The good news is that once something becomes a habit, it no longer takes willpower to make it happen. Your brain treats a habit differently than a new routine. So it used to take a whole lot of concentration and willpower for me to remember to drink a full glass of water, take my morning prescription med, and wait to eat breakfast for the required half hour for the med to work on an empty stomach. My habit had been to have breakfast immediately upon getting up. A year or two later, it's now habit to do the water and pill, so I'm going to add to that sequence an exercise routine before breakfast. (So the cue for this habit is actually an existing habit) Adding an exercise routine is a challenge for me, so I'm doing everything that I can to make it easy--having workout clothes and shoes right by the bed, just as I always have a water bottle on my bedside table for the earlier morning ritual. As for rewards, I'm giving myself a breakfast treat--allowing myself a bit of cheese as my breakfast protein and my favorite fresh berries, regardless of what's in season.

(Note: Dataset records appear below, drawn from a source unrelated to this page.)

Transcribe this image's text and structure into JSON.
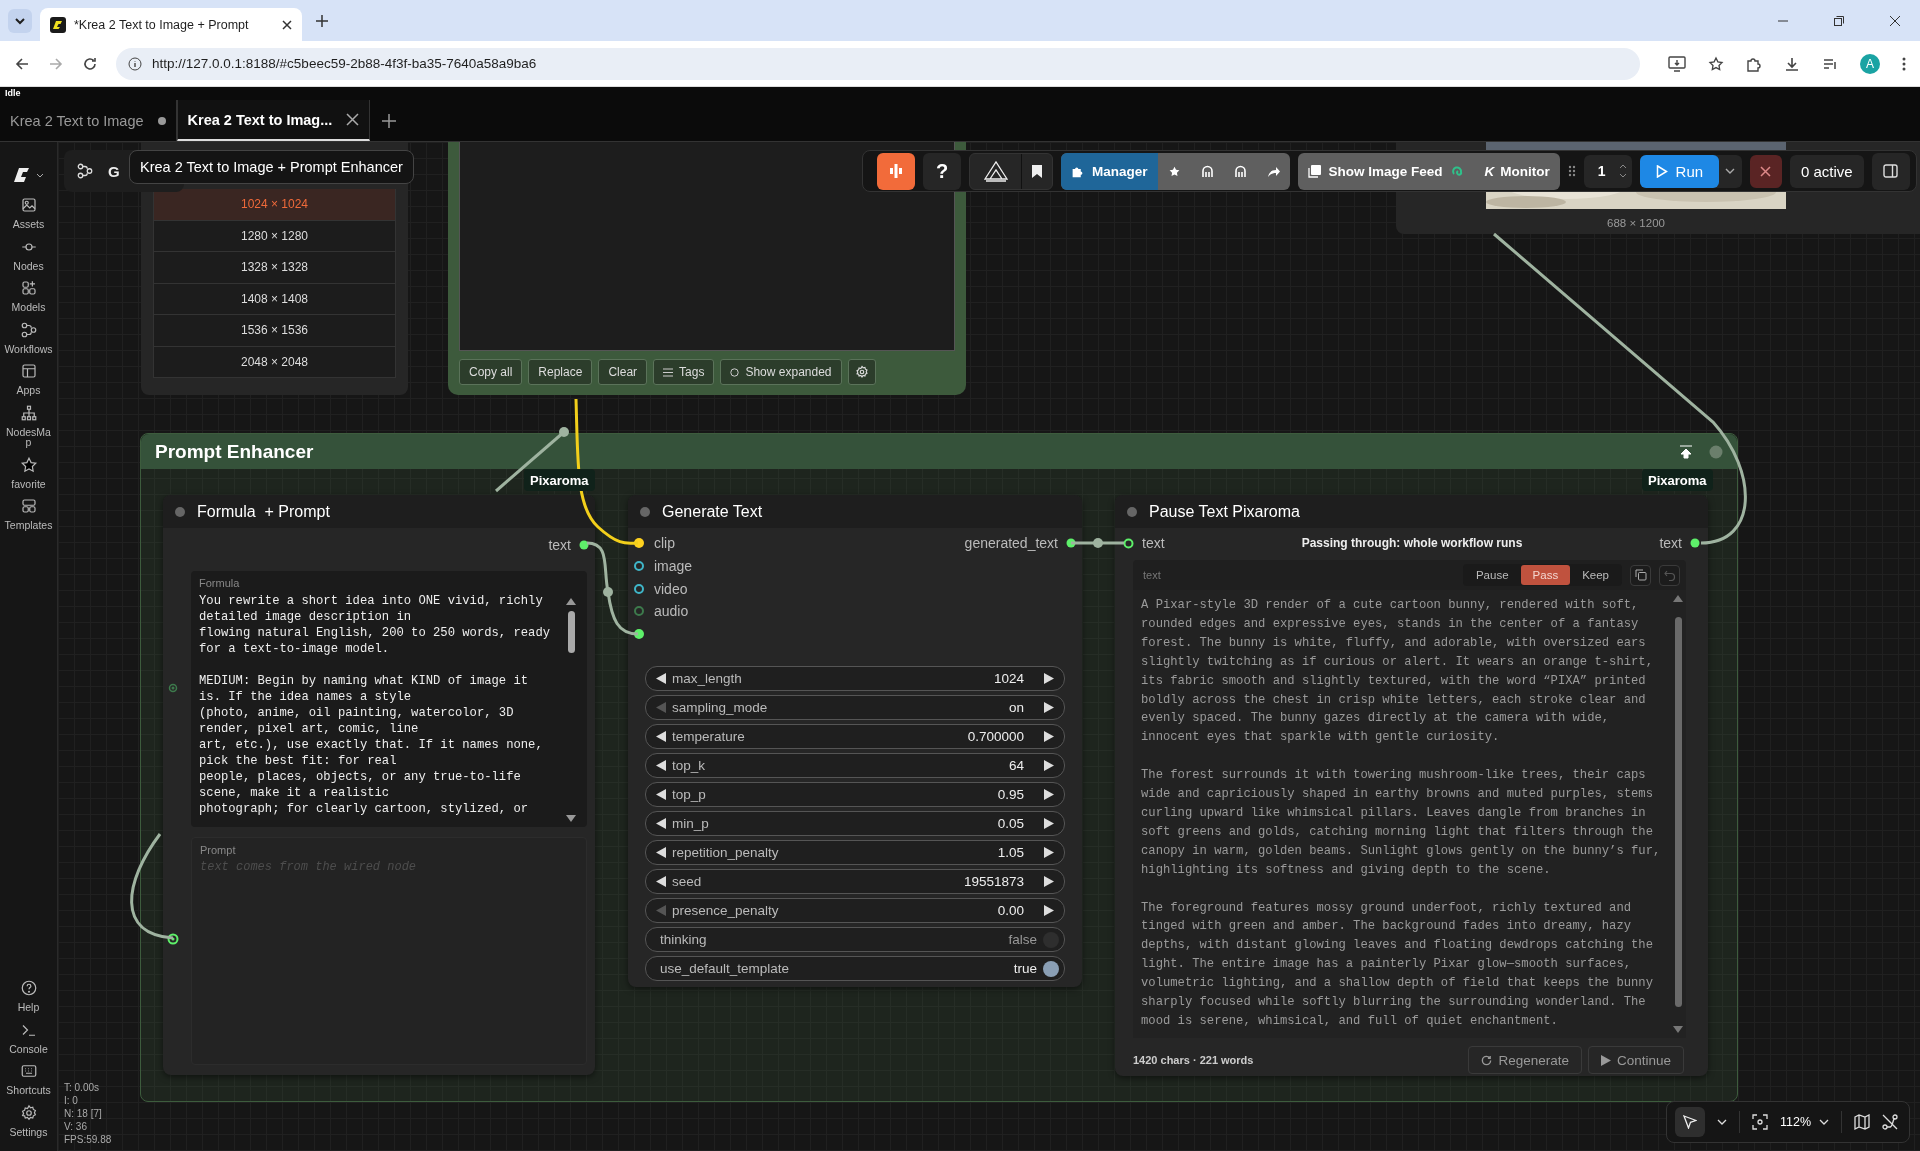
{
  "browser": {
    "tab_title": "*Krea 2 Text to Image + Prompt",
    "url": "http://127.0.0.1:8188/#c5beec59-2b88-4f3f-ba35-7640a58a9ba6",
    "profile_initial": "A"
  },
  "status": "Idle",
  "workflow_tabs": [
    {
      "label": "Krea 2 Text to Image",
      "selected": false,
      "modified": true
    },
    {
      "label": "Krea 2 Text to Imag...",
      "selected": true,
      "modified": false
    }
  ],
  "sidebar": {
    "items": [
      {
        "label": "Assets"
      },
      {
        "label": "Nodes"
      },
      {
        "label": "Models"
      },
      {
        "label": "Workflows"
      },
      {
        "label": "Apps"
      },
      {
        "label": "NodesMap"
      },
      {
        "label": "favorite"
      },
      {
        "label": "Templates"
      }
    ],
    "bottom_items": [
      {
        "label": "Help"
      },
      {
        "label": "Console"
      },
      {
        "label": "Shortcuts"
      },
      {
        "label": "Settings"
      }
    ]
  },
  "graph_bar": {
    "label": "G"
  },
  "tooltip": "Krea 2 Text to Image + Prompt Enhancer",
  "size_list": {
    "options": [
      {
        "label": "1024 × 1024",
        "selected": true
      },
      {
        "label": "1280 × 1280",
        "selected": false
      },
      {
        "label": "1328 × 1328",
        "selected": false
      },
      {
        "label": "1408 × 1408",
        "selected": false
      },
      {
        "label": "1536 × 1536",
        "selected": false
      },
      {
        "label": "2048 × 2048",
        "selected": false
      }
    ]
  },
  "text_node": {
    "buttons": [
      {
        "label": "Copy all",
        "kind": "plain"
      },
      {
        "label": "Replace",
        "kind": "plain"
      },
      {
        "label": "Clear",
        "kind": "plain"
      },
      {
        "label": "Tags",
        "kind": "tags"
      },
      {
        "label": "Show expanded",
        "kind": "toggle"
      }
    ]
  },
  "toolbar": {
    "help": "?",
    "manager": "Manager",
    "image_feed": "Show Image Feed",
    "monitor_mark": "K",
    "monitor": "Monitor",
    "batch_count": "1",
    "run": "Run",
    "active": "0 active"
  },
  "image_preview": {
    "caption": "688 × 1200"
  },
  "group": {
    "title": "Prompt Enhancer",
    "badges": [
      "Pixaroma",
      "Pixaroma"
    ]
  },
  "formula_node": {
    "title": "Formula  + Prompt",
    "output": "text",
    "formula_label": "Formula",
    "formula_text": "You rewrite a short idea into ONE vivid, richly detailed image description in\nflowing natural English, 200 to 250 words, ready for a text-to-image model.\n\nMEDIUM: Begin by naming what KIND of image it is. If the idea names a style\n(photo, anime, oil painting, watercolor, 3D render, pixel art, comic, line\nart, etc.), use exactly that. If it names none, pick the best fit: for real\npeople, places, objects, or any true-to-life scene, make it a realistic\nphotograph; for clearly cartoon, stylized, or",
    "prompt_label": "Prompt",
    "prompt_placeholder": "text comes from the wired node"
  },
  "generate_node": {
    "title": "Generate Text",
    "output": "generated_text",
    "inputs": [
      {
        "label": "clip",
        "color": "#ffd21f",
        "connected": true
      },
      {
        "label": "image",
        "color": "#3fb6c9",
        "connected": false
      },
      {
        "label": "video",
        "color": "#3fb6c9",
        "connected": false
      },
      {
        "label": "audio",
        "color": "#3d7a4c",
        "connected": false
      },
      {
        "color": "#5ef06a",
        "connected": true
      }
    ],
    "widgets": [
      {
        "kind": "number",
        "label": "max_length",
        "value": "1024",
        "left_disabled": false
      },
      {
        "kind": "number",
        "label": "sampling_mode",
        "value": "on",
        "left_disabled": true
      },
      {
        "kind": "number",
        "label": "temperature",
        "value": "0.700000",
        "left_disabled": false
      },
      {
        "kind": "number",
        "label": "top_k",
        "value": "64",
        "left_disabled": false
      },
      {
        "kind": "number",
        "label": "top_p",
        "value": "0.95",
        "left_disabled": false
      },
      {
        "kind": "number",
        "label": "min_p",
        "value": "0.05",
        "left_disabled": false
      },
      {
        "kind": "number",
        "label": "repetition_penalty",
        "value": "1.05",
        "left_disabled": false
      },
      {
        "kind": "number",
        "label": "seed",
        "value": "19551873",
        "left_disabled": false
      },
      {
        "kind": "number",
        "label": "presence_penalty",
        "value": "0.00",
        "left_disabled": true
      },
      {
        "kind": "toggle",
        "label": "thinking",
        "value": "false",
        "on": false
      },
      {
        "kind": "toggle",
        "label": "use_default_template",
        "value": "true",
        "on": true
      }
    ]
  },
  "pause_node": {
    "title": "Pause Text Pixaroma",
    "input": "text",
    "status": "Passing through: whole workflow runs",
    "output": "text",
    "field_label": "text",
    "modes": [
      {
        "label": "Pause",
        "selected": false
      },
      {
        "label": "Pass",
        "selected": true
      },
      {
        "label": "Keep",
        "selected": false
      }
    ],
    "text": "A Pixar-style 3D render of a cute cartoon bunny, rendered with soft, rounded edges and expressive eyes, stands in the center of a fantasy forest. The bunny is white, fluffy, and adorable, with oversized ears slightly twitching as if curious or alert. It wears an orange t-shirt, its fabric smooth and slightly textured, with the word “PIXA” printed boldly across the chest in crisp white letters, each stroke clear and evenly spaced. The bunny gazes directly at the camera with wide, innocent eyes that sparkle with gentle curiosity.\n\nThe forest surrounds it with towering mushroom-like trees, their caps wide and capriciously shaped in earthy browns and muted purples, stems curling upward like whimsical pillars. Leaves dangle from branches in soft greens and golds, catching morning light that filters through the canopy in warm, golden beams. Sunlight glows gently on the bunny’s fur, highlighting its softness and giving depth to the scene.\n\nThe foreground features mossy ground underfoot, richly textured and tinged with green and amber. The background fades into dreamy, hazy depths, with distant glowing leaves and floating dewdrops catching the light. The entire image has a painterly Pixar glow—smooth surfaces, volumetric lighting, and a shallow depth of field that keeps the bunny sharply focused while softly blurring the surrounding wonderland. The mood is serene, whimsical, and full of quiet enchantment.",
    "stats": "1420 chars · 221 words",
    "buttons": [
      {
        "label": "Regenerate",
        "kind": "regenerate"
      },
      {
        "label": "Continue",
        "kind": "continue"
      }
    ]
  },
  "perf_stats": [
    "T: 0.00s",
    "I: 0",
    "N: 18 [7]",
    "V: 36",
    "FPS:59.88"
  ],
  "canvas_controls": {
    "zoom": "112%"
  }
}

Breaking a habit uses the same theory, but is harder because it never really disappears from your brain. Almost 30 years after moving away from Springfield, Ohio, I can go back and drive to where I used to live and take the route I used to go to work every day. I can't find my way around in that town on routes I took less often, and I don't consciously remember the route, but the habit pops up as soon as the cue of my apartment building is in sight.

So the key is not really breaking a habit, but changing it, according to Duhigg. So you diagnose the cue and the reward that have made up your habit, and you substitute and activity that is triggered by the old cue AND delivers the old reward. So, if  my habit is to come home from work and have a glass of wine, I can change that habit by realizing that I've connected drinking that wine with allowing myself to sit still and relax after work. So, if I add a different relaxing activity into that time space--reading a book, meditating for a bit, or even exercising--I can change the habit.

So what habits are you contemplating these days? What habits do you have that you don't even notice? Drop me a line in the comments, and let's talk.





*Note: none of these resources are available through our library. The book is available through the Transylvania County Library. I have not purchased it for our library because it is a journalistic take on the topic, reporting secondary research, which is probably less useful for our students than more scholarly works on the subject.